Future upgrades like BIP-118 (SIGHASH_NOINPUT) could allow for better transaction batching, reducing the size of each transaction and easing mempool pressure.

Regulators are watching too. The EU’s MiCA regulation, effective December 30, 2024, now requires exchanges to disclose average mempool confirmation times to users. Transparency is becoming mandatory.

Final Thoughts: The Mempool Is the Pulse of Crypto

The mempool isn’t just a technical detail. It’s where the real economics of crypto play out. It’s the invisible hand that sets prices, rewards miners, and protects users from censorship. It’s also where frustration lives-for anyone who’s ever waited hours for a $5 transfer.
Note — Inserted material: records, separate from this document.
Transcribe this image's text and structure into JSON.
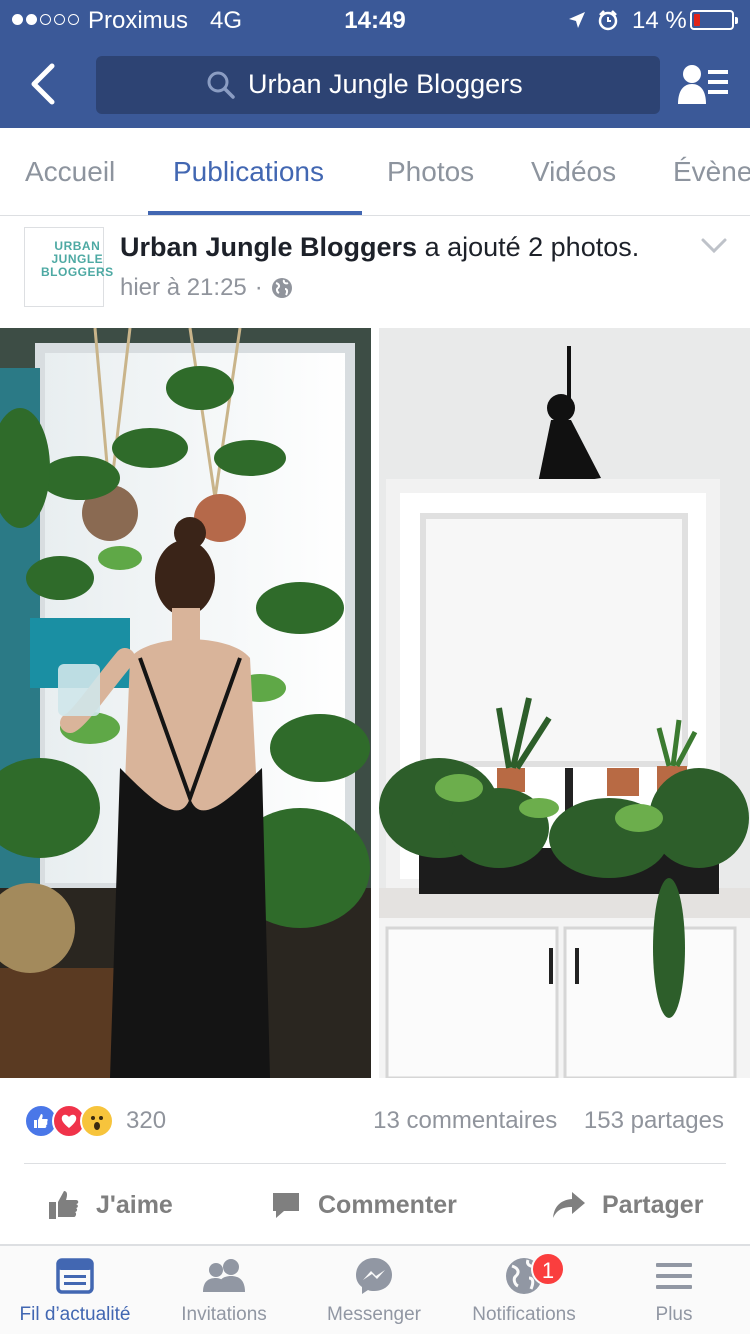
{
  "status_bar": {
    "carrier": "Proximus",
    "network": "4G",
    "time": "14:49",
    "battery_percent": "14 %",
    "battery_level": 0.14,
    "signal_bars_filled": 2,
    "signal_bars_total": 5,
    "icons": [
      "location-arrow-icon",
      "alarm-clock-icon",
      "battery-icon"
    ]
  },
  "header": {
    "search_text": "Urban Jungle Bloggers",
    "back_icon": "chevron-left-icon",
    "search_icon": "magnifier-icon",
    "right_icon": "friends-list-icon"
  },
  "tabs": [
    {
      "label": "Accueil",
      "active": false
    },
    {
      "label": "Publications",
      "active": true
    },
    {
      "label": "Photos",
      "active": false
    },
    {
      "label": "Vidéos",
      "active": false
    },
    {
      "label": "Évène",
      "active": false
    }
  ],
  "post": {
    "author": "Urban Jungle Bloggers",
    "action": "a ajouté 2 photos.",
    "timestamp": "hier à 21:25",
    "separator": "·",
    "privacy_icon": "globe-icon",
    "avatar_logo": [
      "URBAN",
      "JUNGLE",
      "BLOGGERS"
    ]
  },
  "photos": [
    {
      "alt_icon": "woman-with-plants-photo"
    },
    {
      "alt_icon": "kitchen-window-plants-photo"
    }
  ],
  "reactions": {
    "count": "320",
    "types": [
      "like",
      "love",
      "wow"
    ],
    "comments": "13 commentaires",
    "shares": "153 partages"
  },
  "actions": {
    "like": "J'aime",
    "comment": "Commenter",
    "share": "Partager"
  },
  "bottom_nav": [
    {
      "label": "Fil d’actualité",
      "icon": "news-feed-icon",
      "active": true
    },
    {
      "label": "Invitations",
      "icon": "friends-icon",
      "active": false
    },
    {
      "label": "Messenger",
      "icon": "messenger-icon",
      "active": false
    },
    {
      "label": "Notifications",
      "icon": "globe-notifications-icon",
      "active": false,
      "badge": "1"
    },
    {
      "label": "Plus",
      "icon": "menu-icon",
      "active": false
    }
  ],
  "colors": {
    "brand": "#3b5998",
    "accent": "#4267b2",
    "badge": "#fa3e3e",
    "muted": "#90949c"
  }
}
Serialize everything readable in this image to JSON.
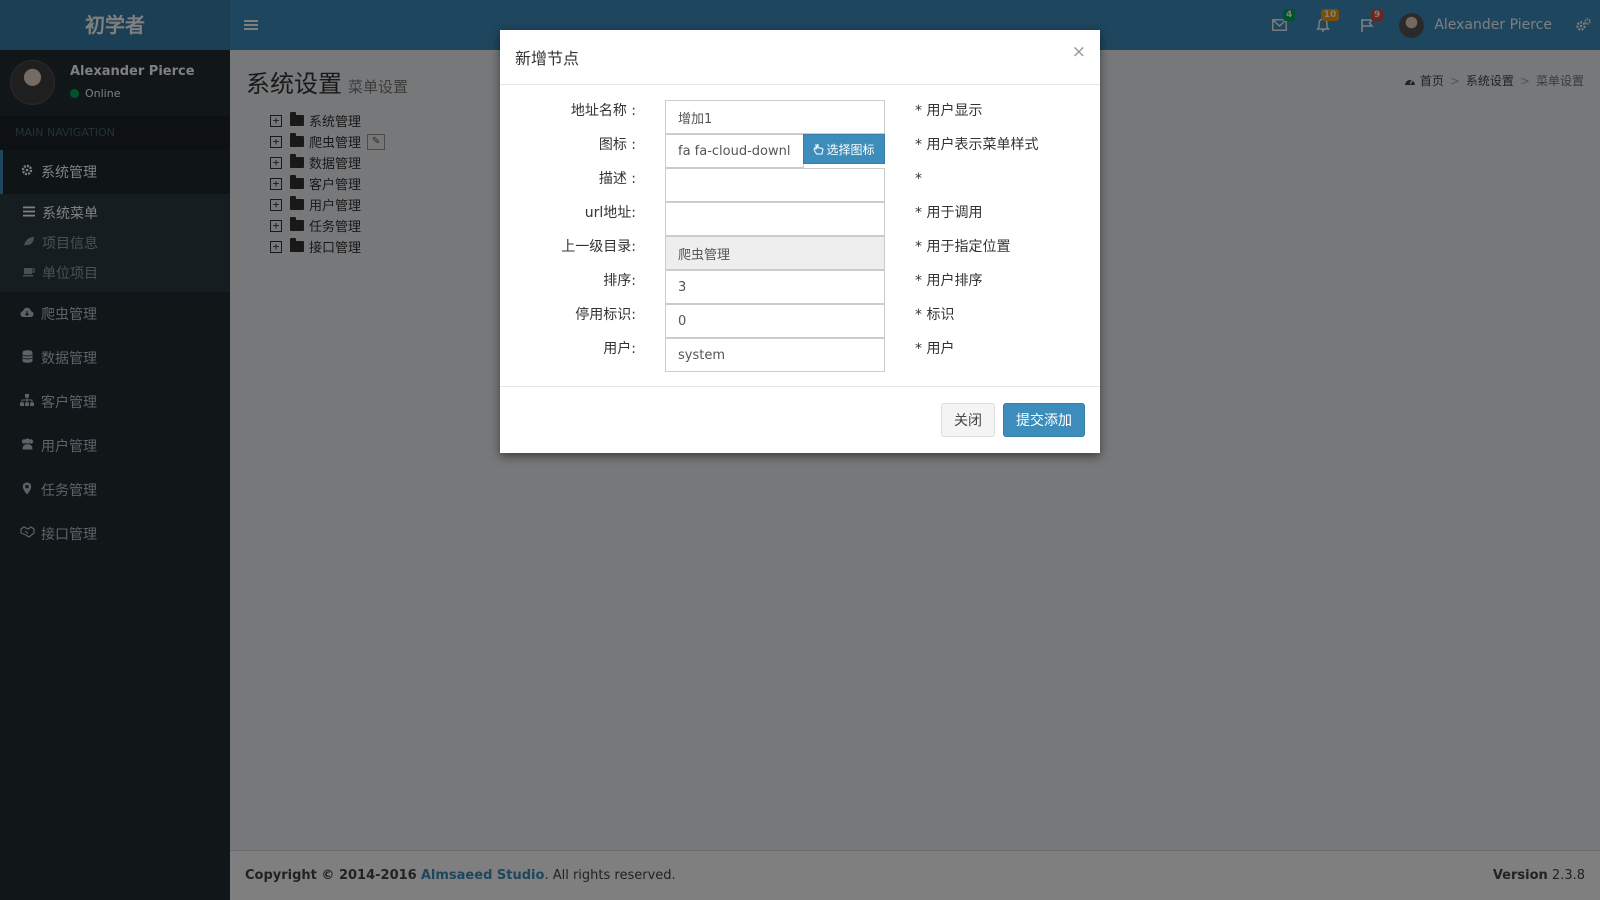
{
  "app": {
    "logo": "初学者"
  },
  "header": {
    "mail_count": "4",
    "bell_count": "10",
    "flag_count": "9",
    "user_name": "Alexander Pierce",
    "colors": {
      "bar": "#3c8dbc",
      "logo": "#367fa9",
      "green": "#00a65a",
      "orange": "#f39c12",
      "red": "#dd4b39"
    }
  },
  "sidebar": {
    "user_name": "Alexander Pierce",
    "status": "Online",
    "nav_header": "MAIN NAVIGATION",
    "menu": [
      {
        "label": "系统管理",
        "icon": "gear-icon"
      },
      {
        "label": "爬虫管理",
        "icon": "cloud-download-icon"
      },
      {
        "label": "数据管理",
        "icon": "database-icon"
      },
      {
        "label": "客户管理",
        "icon": "sitemap-icon"
      },
      {
        "label": "用户管理",
        "icon": "users-icon"
      },
      {
        "label": "任务管理",
        "icon": "map-marker-icon"
      },
      {
        "label": "接口管理",
        "icon": "handshake-icon"
      }
    ],
    "submenu": [
      {
        "label": "系统菜单",
        "icon": "bars-icon"
      },
      {
        "label": "项目信息",
        "icon": "leaf-icon"
      },
      {
        "label": "单位项目",
        "icon": "coffee-icon"
      }
    ]
  },
  "content": {
    "title": "系统设置",
    "subtitle": "菜单设置",
    "breadcrumb": [
      "首页",
      "系统设置",
      "菜单设置"
    ],
    "tree": [
      "系统管理",
      "爬虫管理",
      "数据管理",
      "客户管理",
      "用户管理",
      "任务管理",
      "接口管理"
    ]
  },
  "modal": {
    "title": "新增节点",
    "close_symbol": "×",
    "fields": {
      "name": {
        "label": "地址名称 :",
        "value": "增加1",
        "hint": "* 用户显示"
      },
      "icon": {
        "label": "图标 :",
        "value": "fa fa-cloud-download",
        "hint": "* 用户表示菜单样式",
        "button": "选择图标"
      },
      "desc": {
        "label": "描述 :",
        "value": "",
        "hint": "*"
      },
      "url": {
        "label": "url地址:",
        "value": "",
        "hint": "* 用于调用"
      },
      "parent": {
        "label": "上一级目录:",
        "value": "爬虫管理",
        "hint": "* 用于指定位置"
      },
      "order": {
        "label": "排序:",
        "value": "3",
        "hint": "* 用户排序"
      },
      "disabled": {
        "label": "停用标识:",
        "value": "0",
        "hint": "* 标识"
      },
      "user": {
        "label": "用户:",
        "value": "system",
        "hint": "* 用户"
      }
    },
    "buttons": {
      "close": "关闭",
      "submit": "提交添加"
    }
  },
  "footer": {
    "copyright": "Copyright © 2014-2016",
    "company": "Almsaeed Studio",
    "rights": ". All rights reserved.",
    "version_label": "Version",
    "version": "2.3.8"
  }
}
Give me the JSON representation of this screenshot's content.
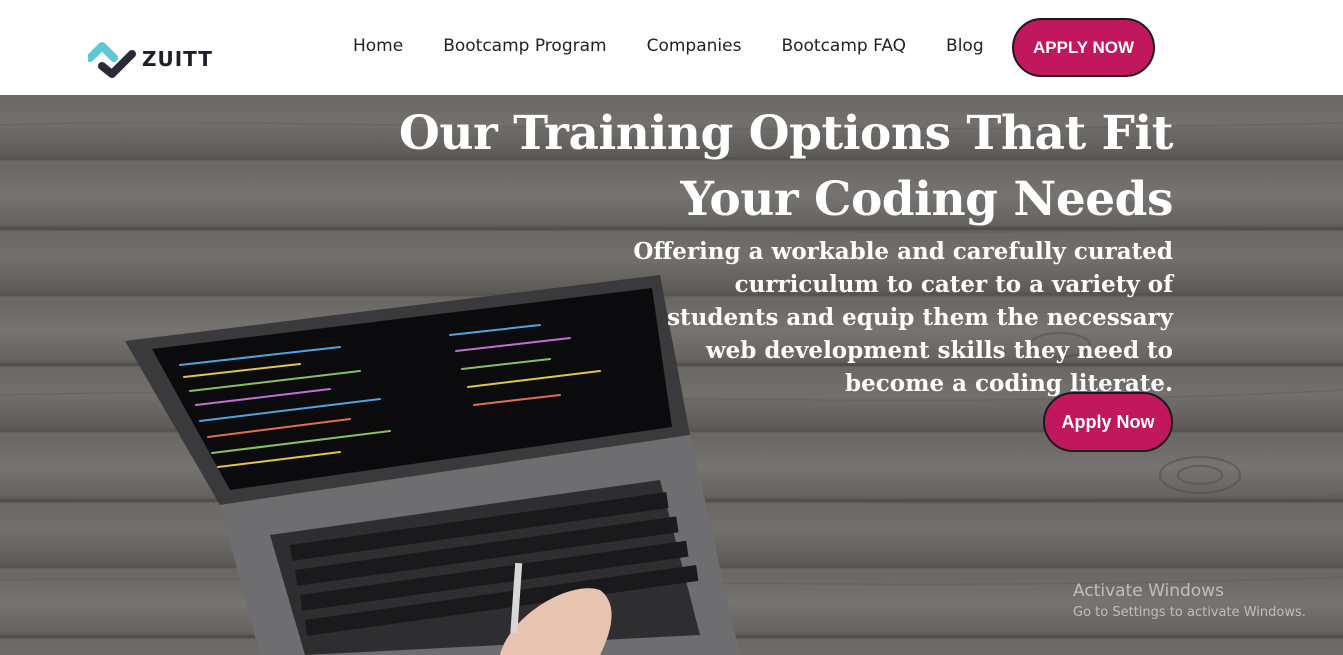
{
  "brand": {
    "name": "ZUITT",
    "icon": "zuitt-logo-icon",
    "colors": {
      "teal": "#5cc8d3",
      "dark": "#2b2b38"
    }
  },
  "nav": {
    "links": [
      {
        "label": "Home"
      },
      {
        "label": "Bootcamp Program"
      },
      {
        "label": "Companies"
      },
      {
        "label": "Bootcamp FAQ"
      },
      {
        "label": "Blog"
      }
    ],
    "cta_label": "APPLY NOW"
  },
  "hero": {
    "title": "Our Training Options That Fit Your Coding Needs",
    "subtitle": "Offering a workable and carefully curated curriculum to cater to a variety of students and equip them the necessary web development skills they need to become a coding literate.",
    "cta_label": "Apply Now",
    "background": "laptop-on-wooden-desk-photo"
  },
  "os_watermark": {
    "title": "Activate Windows",
    "subtitle": "Go to Settings to activate Windows."
  },
  "colors": {
    "accent": "#c0175d",
    "nav_bg": "#ffffff",
    "hero_text": "#ffffff"
  }
}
But here’s the good news: you don’t need to be a blockchain engineer to use it well. Just learn to check mempool.space before sending a transaction. Use dynamic fees. Understand sat/vB. Avoid fixed settings.

The mempool is slow. It’s messy. It’s unfair sometimes. But it’s also the reason crypto stays decentralized. And that’s worth a little patience.

What does mempool stand for in cryptocurrency?

Mempool stands for "memory pool" or "transaction pool." It’s the temporary storage area on each node in a blockchain network where unconfirmed transactions are held before being included in a block by miners or validators.

Why are my crypto transactions taking so long to confirm?

Your transaction is likely stuck in a congested mempool because the fee you paid is too low. Miners prioritize transactions with higher fees per byte (sat/vB). If the mempool is full and your fee is below the current threshold, your transaction may wait hours-or even days-until fees drop or you bump it up.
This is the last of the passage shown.